The Basics – How To Patent A Product

Patent

You’re here because you’re wondering how to patent a product.

Cool. Welcome aboard.

Let’s start with a simple understanding. If you have even the slightest suspicion that you want to patent a product, you need to hire and get legal advice from a patent lawyer or a patent agent. This blog is not legal advice. I am not your lawyer or your agent. I am not providing you with any legal advice, representation, or counsel. You and I have no attorney-client relationship. The purpose of this blog is to introduce you to the vocabulary that you will need when you got to a patent attorney and ask him to help you patent your product.

You’re probably reading this because you just had some great idea for a product and you want to protect it with a patent. That’s great. I am going to give you some ideas about things that your patent lawyer or patent agent will think about when you go talk to him about how to patent a product. I am also going to indulge in some oversimplifications to help you understand the basics of how to patent a product. Your attorney or agent will give you more complex and technically correct answers when you hire him or her to patent a product.

So, now that we understand each other, let’s talk about how to patent a product.

The first thing that a lawyer will usually explain to you is the set of requirements for patenting a product. Here are the most important requirements:

  1. The person applying for the patent must be the inventor. In the United States, inventors apply for patents. In the United States, you can’t patent a product that someone else invented.
  2. The invention or product or idea must be patent-eligible subject matter under 35 U.S.C. § 101. Patent eligible subject matter includes any new and useful process, machine, manufacture, or composition of matter, or any new and useful improvement thereof. It also includes asexually reproduced plants.
  3. The product or idea must be novel. This means that nobody has ever invented your product before.
  4. The product or idea must be non-obvious. This means that a person who knows how to make the type of things that includes your product, if he or she were looking at everything that exists in the world on the day before you invented your product, would not have been motivated to combine or modify things that already existed to make your product.

Now, those four requirements are an oversimplification. But they lead you to some ideas on what is and is not patentable. It takes a patent lawyer or a patent agent to look at your product and tell you whether your product will meet those requirements. Talk to a lawyer. We’ll talk shortly about how to find one.
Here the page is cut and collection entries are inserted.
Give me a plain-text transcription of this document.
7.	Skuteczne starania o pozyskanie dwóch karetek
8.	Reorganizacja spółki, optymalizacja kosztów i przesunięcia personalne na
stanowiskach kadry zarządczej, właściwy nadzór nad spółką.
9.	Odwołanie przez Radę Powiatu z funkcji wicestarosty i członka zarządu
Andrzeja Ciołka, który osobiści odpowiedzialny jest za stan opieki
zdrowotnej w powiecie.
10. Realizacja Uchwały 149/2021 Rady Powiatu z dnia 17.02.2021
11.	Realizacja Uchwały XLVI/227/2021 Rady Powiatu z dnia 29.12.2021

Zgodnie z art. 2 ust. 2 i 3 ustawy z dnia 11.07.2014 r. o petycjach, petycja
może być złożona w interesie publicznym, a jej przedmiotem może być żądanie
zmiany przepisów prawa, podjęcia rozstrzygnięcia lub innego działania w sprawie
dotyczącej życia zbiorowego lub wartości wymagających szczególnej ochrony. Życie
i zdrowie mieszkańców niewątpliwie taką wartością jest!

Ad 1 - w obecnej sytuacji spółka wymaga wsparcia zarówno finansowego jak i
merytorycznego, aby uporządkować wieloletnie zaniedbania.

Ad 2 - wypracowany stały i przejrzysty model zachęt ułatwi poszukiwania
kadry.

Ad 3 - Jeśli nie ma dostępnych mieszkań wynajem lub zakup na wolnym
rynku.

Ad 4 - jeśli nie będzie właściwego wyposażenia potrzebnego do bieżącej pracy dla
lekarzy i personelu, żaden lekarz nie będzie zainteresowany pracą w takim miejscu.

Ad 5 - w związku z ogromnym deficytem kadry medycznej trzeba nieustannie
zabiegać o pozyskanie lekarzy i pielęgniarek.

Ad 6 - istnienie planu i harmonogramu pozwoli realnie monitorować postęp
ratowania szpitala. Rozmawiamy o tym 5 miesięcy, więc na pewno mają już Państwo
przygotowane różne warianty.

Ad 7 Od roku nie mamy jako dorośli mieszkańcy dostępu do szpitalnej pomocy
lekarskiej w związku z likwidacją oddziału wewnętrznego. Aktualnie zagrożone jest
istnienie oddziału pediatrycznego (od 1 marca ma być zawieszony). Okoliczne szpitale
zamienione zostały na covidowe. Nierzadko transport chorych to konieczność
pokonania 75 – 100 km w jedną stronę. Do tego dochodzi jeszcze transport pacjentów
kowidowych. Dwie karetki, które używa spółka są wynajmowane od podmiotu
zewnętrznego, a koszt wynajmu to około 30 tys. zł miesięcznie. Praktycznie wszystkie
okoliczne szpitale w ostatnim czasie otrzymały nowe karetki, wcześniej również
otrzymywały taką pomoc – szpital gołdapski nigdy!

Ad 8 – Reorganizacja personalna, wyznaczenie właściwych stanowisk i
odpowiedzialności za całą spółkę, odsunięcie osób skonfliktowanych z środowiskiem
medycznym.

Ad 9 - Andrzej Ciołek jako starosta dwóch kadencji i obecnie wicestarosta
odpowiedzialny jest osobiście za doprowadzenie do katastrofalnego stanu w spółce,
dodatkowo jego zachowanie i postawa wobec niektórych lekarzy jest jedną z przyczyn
I guess the next most important question is, what is a patent, and what can I do with a patent on a product?

A patent is a grant of a legal monopoly from the government. If you patent a product, you have the right to stop anyone from making, using or importing your product in the United States for a period of time (roughly 20 years, but how those twenty years are calculated is a little complex).

Now, interestingly, a patent on a product does not give you the right to make, import or use your product. What a patent does give you is the right to sue anyone who makes or uses your patented product without your consent. When you sue, you can ask a judge to make the bad guys (called infringers) stop making or using your product. This request is called requesting an injunction. You can also ask the judge to make the bad guys pay you for having made or used your product. Making the bad guys pay is called “damages” or “a royalty.”

In an ideal world, the threat of a law suit will be enough to make someone stop or pay. The world is not ideal. Sometimes you have to go to court. But sometimes you get lucky and you only have to ask nicely.

That’s all that I’ve got time for right now. Future posts will talk about:

  1. How the patent process works
  2. The basic parts of a patent application for your product
  3. The benefits of patenting a product
  4. Why you should pay a lawyer to patent a product
  5. How to select a lawyer to patent your product
  6. How patents are different from trademark and copyright
  7. What to do with a patent for your product
  8. Why dates and deadlines are important in patents

Remember: This blog is not legal advice. I am not your lawyer or your agent. I am not providing you with any legal advice, representation, or counsel.